For six days, David Perez said he'll do anything he's told to do on Twitter.

ByABC News
June 18, 2010, 6:34 PM

June 21, 2010— -- David Perez must be one trusting guy. Because for the next six days, he's agreed to do anything you want him to do, as long as you tell him to do it over Twitter.

Breaking the law is out, he said. And maybe nothing that will make his mom wince too hard. But everything else sent to his Twitter account, @DavidOnDemand, the 29-year-old Chicagoan said, is fair game.

"There will definitely be antics involved in this," Perez said.

And as he embarks on his bold and potentially bizarre adventure, his Internet-enabled masters will be able to follow along with a stealth cam attached to his glasses that will stream live video over the Web.

"You'll be able to see and hear everything I do," he said.

Perez isn't the first to use social media in unconventional ways. In April, an Arizona couple created the hashtag #tweetwed and used Twitter to share their wedding with the world. Last month, a man dubbed "Silent Clark" promised he would only communicate through Twitter, Facebook and other kinds of social media for one month to raise awareness for cancer.

But Perez is taking these experiments a bit further by letting Twitter lead is his life for one week and keeping a video camera on the entire time. (He did say he would use discretion. The camera will point away from him while he sleeps and up at the ceiling when he uses the bathroom.)

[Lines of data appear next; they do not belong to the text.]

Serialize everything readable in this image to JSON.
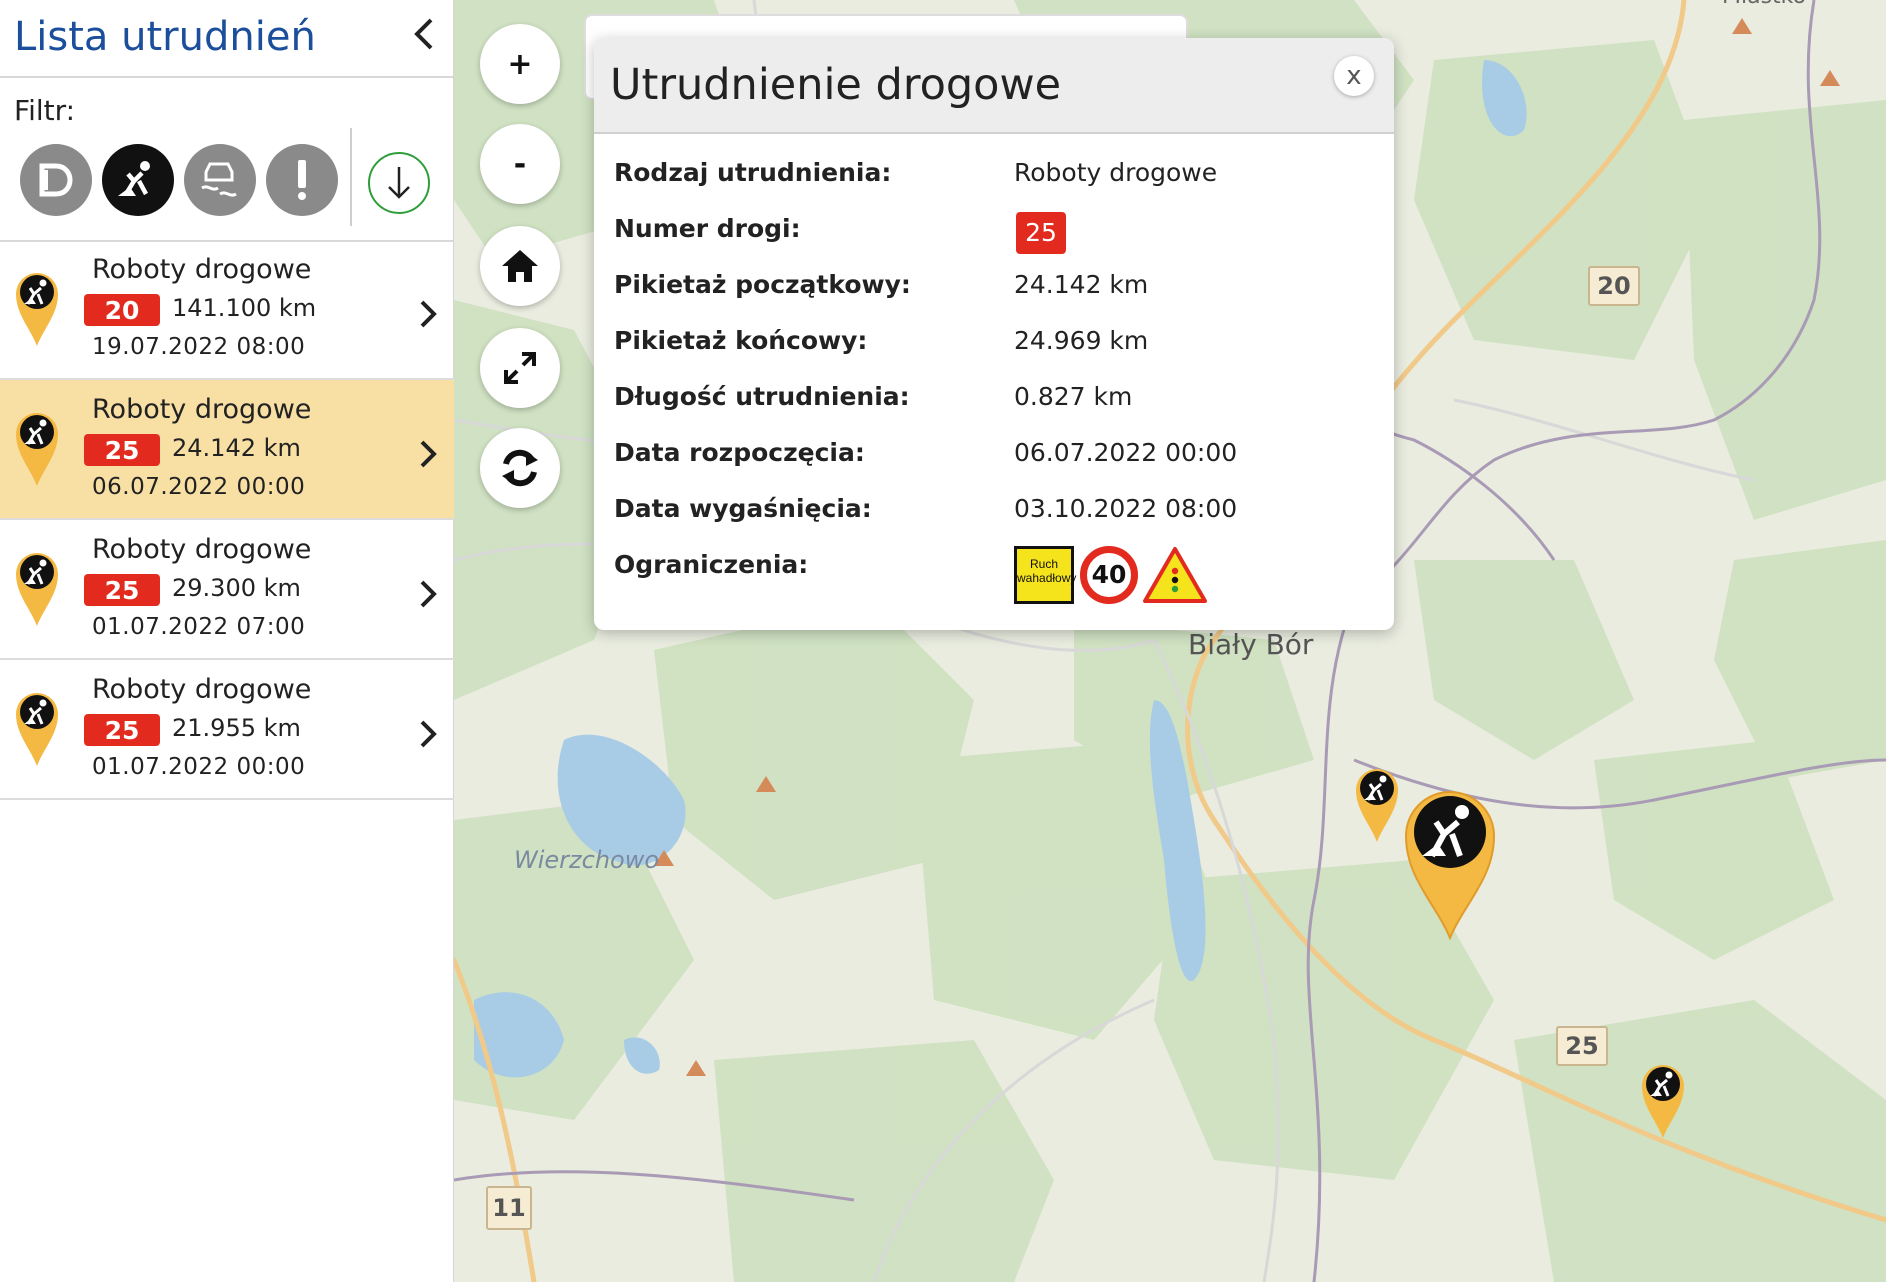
{
  "sidebar": {
    "title": "Lista utrudnień",
    "filter_label": "Filtr:",
    "filters": [
      {
        "icon": "bridge-icon",
        "active": false
      },
      {
        "icon": "roadwork-icon",
        "active": true
      },
      {
        "icon": "slippery-road-icon",
        "active": false
      },
      {
        "icon": "exclamation-icon",
        "active": false
      }
    ],
    "download_icon": "download-icon",
    "items": [
      {
        "title": "Roboty drogowe",
        "road": "20",
        "km": "141.100 km",
        "date": "19.07.2022 08:00",
        "selected": false
      },
      {
        "title": "Roboty drogowe",
        "road": "25",
        "km": "24.142 km",
        "date": "06.07.2022 00:00",
        "selected": true
      },
      {
        "title": "Roboty drogowe",
        "road": "25",
        "km": "29.300 km",
        "date": "01.07.2022 07:00",
        "selected": false
      },
      {
        "title": "Roboty drogowe",
        "road": "25",
        "km": "21.955 km",
        "date": "01.07.2022 00:00",
        "selected": false
      }
    ]
  },
  "map_controls": {
    "zoom_in": "+",
    "zoom_out": "-"
  },
  "map": {
    "places": [
      "Biały Bór",
      "Wierzchowo"
    ],
    "shields": [
      "20",
      "25",
      "11"
    ],
    "top_label": "Miastko"
  },
  "popup": {
    "title": "Utrudnienie drogowe",
    "close": "x",
    "rows": [
      {
        "label": "Rodzaj utrudnienia:",
        "value": "Roboty drogowe"
      },
      {
        "label": "Numer drogi:",
        "value": "25"
      },
      {
        "label": "Pikietaż początkowy:",
        "value": "24.142 km"
      },
      {
        "label": "Pikietaż końcowy:",
        "value": "24.969 km"
      },
      {
        "label": "Długość utrudnienia:",
        "value": "0.827 km"
      },
      {
        "label": "Data rozpoczęcia:",
        "value": "06.07.2022 00:00"
      },
      {
        "label": "Data wygaśnięcia:",
        "value": "03.10.2022 08:00"
      },
      {
        "label": "Ograniczenia:",
        "value": ""
      }
    ],
    "restriction_sign_text": [
      "Ruch",
      "wahadłowy"
    ],
    "speed_limit": "40"
  },
  "colors": {
    "brand_blue": "#1b4f9c",
    "road_badge_red": "#e32a1f",
    "marker_orange": "#f4b942",
    "selected_row": "#f8e0a5"
  }
}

Perez is a creative recruiter for the advertising agency Leo Burnett, and it so happens that starting today, the world's biggest names in advertising enjoy a weeklong fete at the Cannes Lions International Advertising Festival in France. Perez was given a ticket to hobnob among them on the condition that he do it it live and at the Twittersphere's behest.

"What we're doing is a social media experiment to link spontaneous creativity and real-time technology together," he said.

As he gives his followers a behind-the-scenes view of the festival, he said he's showing his colleagues and the general public that "this technology is the next incarnation of our industry."

Is he worried?

"I'd be lying if I didn't say I was nervous," he said. But "I'm mostly ecstatic."